Family planning and environment
It is difficult to imagine what a long-term balance between demography and the environment will look like, and how it will be achieved. Recent history, in this case China's, shows that even an authoritarian regime has difficulty curbing population growth. From 1979 to 2015, the Chinese authorities penalized parents with more than one child and carried out sterilizations and forced abortions. After several easing measures, this one-child policy was replaced in 2015 by a policy setting the maximum number of children per family at two. Lately, the Chinese population has begun to decline. In democratic regimes, is it possible to reduce the population? India is trying to do this with the opening of information centres on contraception and an incentive sterilization policy, with the resulting abuses reported in Rohinton Mistry's novel "A fine balance". By interfering with the freedom to procreate, this kind of policy necessarily conflicts with the ethical values of democracies.
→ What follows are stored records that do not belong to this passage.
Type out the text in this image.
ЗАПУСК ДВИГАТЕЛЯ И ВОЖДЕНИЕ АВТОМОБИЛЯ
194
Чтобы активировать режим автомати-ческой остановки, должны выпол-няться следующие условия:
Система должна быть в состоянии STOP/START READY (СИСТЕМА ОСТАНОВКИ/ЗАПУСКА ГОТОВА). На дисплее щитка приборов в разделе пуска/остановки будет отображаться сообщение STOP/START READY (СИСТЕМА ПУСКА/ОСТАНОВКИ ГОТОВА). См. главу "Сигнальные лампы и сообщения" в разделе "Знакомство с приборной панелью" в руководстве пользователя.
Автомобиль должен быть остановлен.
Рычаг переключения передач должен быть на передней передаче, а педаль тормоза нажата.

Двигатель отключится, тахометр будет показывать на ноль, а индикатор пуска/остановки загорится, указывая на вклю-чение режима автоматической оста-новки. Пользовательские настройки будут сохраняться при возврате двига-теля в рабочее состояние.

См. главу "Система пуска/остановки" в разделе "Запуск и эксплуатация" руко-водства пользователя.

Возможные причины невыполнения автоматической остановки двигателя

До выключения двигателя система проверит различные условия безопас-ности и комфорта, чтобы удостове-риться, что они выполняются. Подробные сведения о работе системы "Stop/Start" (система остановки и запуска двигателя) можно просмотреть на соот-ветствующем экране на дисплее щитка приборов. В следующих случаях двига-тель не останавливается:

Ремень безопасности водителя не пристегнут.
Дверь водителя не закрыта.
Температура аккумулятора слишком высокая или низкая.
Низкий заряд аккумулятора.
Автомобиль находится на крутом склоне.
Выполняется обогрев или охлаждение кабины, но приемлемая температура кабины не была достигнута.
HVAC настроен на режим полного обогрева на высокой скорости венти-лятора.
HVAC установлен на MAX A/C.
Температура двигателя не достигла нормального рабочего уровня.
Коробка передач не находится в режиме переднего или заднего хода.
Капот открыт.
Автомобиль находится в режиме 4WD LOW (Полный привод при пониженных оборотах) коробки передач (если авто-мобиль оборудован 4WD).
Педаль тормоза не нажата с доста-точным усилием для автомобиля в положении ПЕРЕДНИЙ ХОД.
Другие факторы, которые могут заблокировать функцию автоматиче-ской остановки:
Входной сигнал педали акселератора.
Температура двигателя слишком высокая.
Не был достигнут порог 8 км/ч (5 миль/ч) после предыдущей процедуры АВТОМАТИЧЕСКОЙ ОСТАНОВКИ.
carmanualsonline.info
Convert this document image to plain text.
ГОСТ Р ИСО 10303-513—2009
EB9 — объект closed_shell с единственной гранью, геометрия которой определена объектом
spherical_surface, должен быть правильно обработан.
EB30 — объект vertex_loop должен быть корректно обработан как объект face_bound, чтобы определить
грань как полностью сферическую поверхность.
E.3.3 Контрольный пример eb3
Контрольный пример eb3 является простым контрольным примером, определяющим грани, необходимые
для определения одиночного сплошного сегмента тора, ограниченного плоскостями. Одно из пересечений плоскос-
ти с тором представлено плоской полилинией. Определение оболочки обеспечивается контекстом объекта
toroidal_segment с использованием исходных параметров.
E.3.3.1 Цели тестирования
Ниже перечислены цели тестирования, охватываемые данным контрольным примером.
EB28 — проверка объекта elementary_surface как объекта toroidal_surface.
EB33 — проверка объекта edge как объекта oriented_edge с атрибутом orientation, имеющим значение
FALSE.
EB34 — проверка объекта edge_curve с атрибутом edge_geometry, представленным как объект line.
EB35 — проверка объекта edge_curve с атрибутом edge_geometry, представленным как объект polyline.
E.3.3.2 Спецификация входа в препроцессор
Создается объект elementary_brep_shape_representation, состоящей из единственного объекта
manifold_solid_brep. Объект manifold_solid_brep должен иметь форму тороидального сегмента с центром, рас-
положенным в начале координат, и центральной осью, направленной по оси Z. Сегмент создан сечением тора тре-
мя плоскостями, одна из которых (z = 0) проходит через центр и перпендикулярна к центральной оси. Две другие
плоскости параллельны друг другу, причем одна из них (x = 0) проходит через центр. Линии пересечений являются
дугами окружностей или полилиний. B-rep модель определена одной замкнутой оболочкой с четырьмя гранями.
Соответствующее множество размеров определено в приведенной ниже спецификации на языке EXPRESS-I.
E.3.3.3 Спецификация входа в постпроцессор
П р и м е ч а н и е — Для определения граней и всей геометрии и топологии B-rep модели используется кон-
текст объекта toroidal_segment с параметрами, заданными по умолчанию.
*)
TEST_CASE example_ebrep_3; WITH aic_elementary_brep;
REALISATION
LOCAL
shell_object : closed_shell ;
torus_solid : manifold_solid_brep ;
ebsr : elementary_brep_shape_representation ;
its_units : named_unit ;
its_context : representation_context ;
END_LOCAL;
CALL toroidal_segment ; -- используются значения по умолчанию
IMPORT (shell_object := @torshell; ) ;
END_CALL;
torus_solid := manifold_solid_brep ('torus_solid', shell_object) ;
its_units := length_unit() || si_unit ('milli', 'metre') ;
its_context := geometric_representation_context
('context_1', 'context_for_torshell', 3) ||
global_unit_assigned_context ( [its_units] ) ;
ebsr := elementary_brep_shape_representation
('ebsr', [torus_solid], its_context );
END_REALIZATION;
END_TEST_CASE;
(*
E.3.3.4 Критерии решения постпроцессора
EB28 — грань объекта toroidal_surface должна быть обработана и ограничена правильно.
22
Returning to the sad demo-environmental arithmetic, by balancing births and deaths, the world population is currently growing by more than 200,000 people per day, with wide disparities between countries. This demographic pressure poses problems in all areas, particularly for water and land resources, and energy consumption. The question of the number of individuals that the planet Earth can decently accommodate will inevitably arise in a future that may not be so distant. The answers given by economics are not ethically satisfactory. The standard utilitarian approach leads to the 'repugnant conclusion' that everyone's well-being should be sacrificed to increase the population to the survival level. And if we invoke economic rationality, the solution is always the same: negative externalities must be taxed. So, in addition to the 'carbon tax', a 'fertility tax' must be introduced to force potential parents to internalize the environmental consequences of their decision to procreate.
At a time when world leaders at COP25 in Madrid are deciding on the future of humanity by bargaining their climate commitments, it is good to get back to basics. The climate disruption is due to the economic activities of an increasing world population. Humanity rightly aspires to a decent standard of living. To satisfy this legitimate need on a habitable planet, two things must be done: (i) decouple economic activity (measured by GDP) from greenhouse gas emissions, (ii) accelerate the demographic transition. History shows that the two are linked: an increase in the standard of living reduces the birth rate. It is therefore necessary to succeed in increasing the GDP per capita of the poorest people with low-carbon production methods.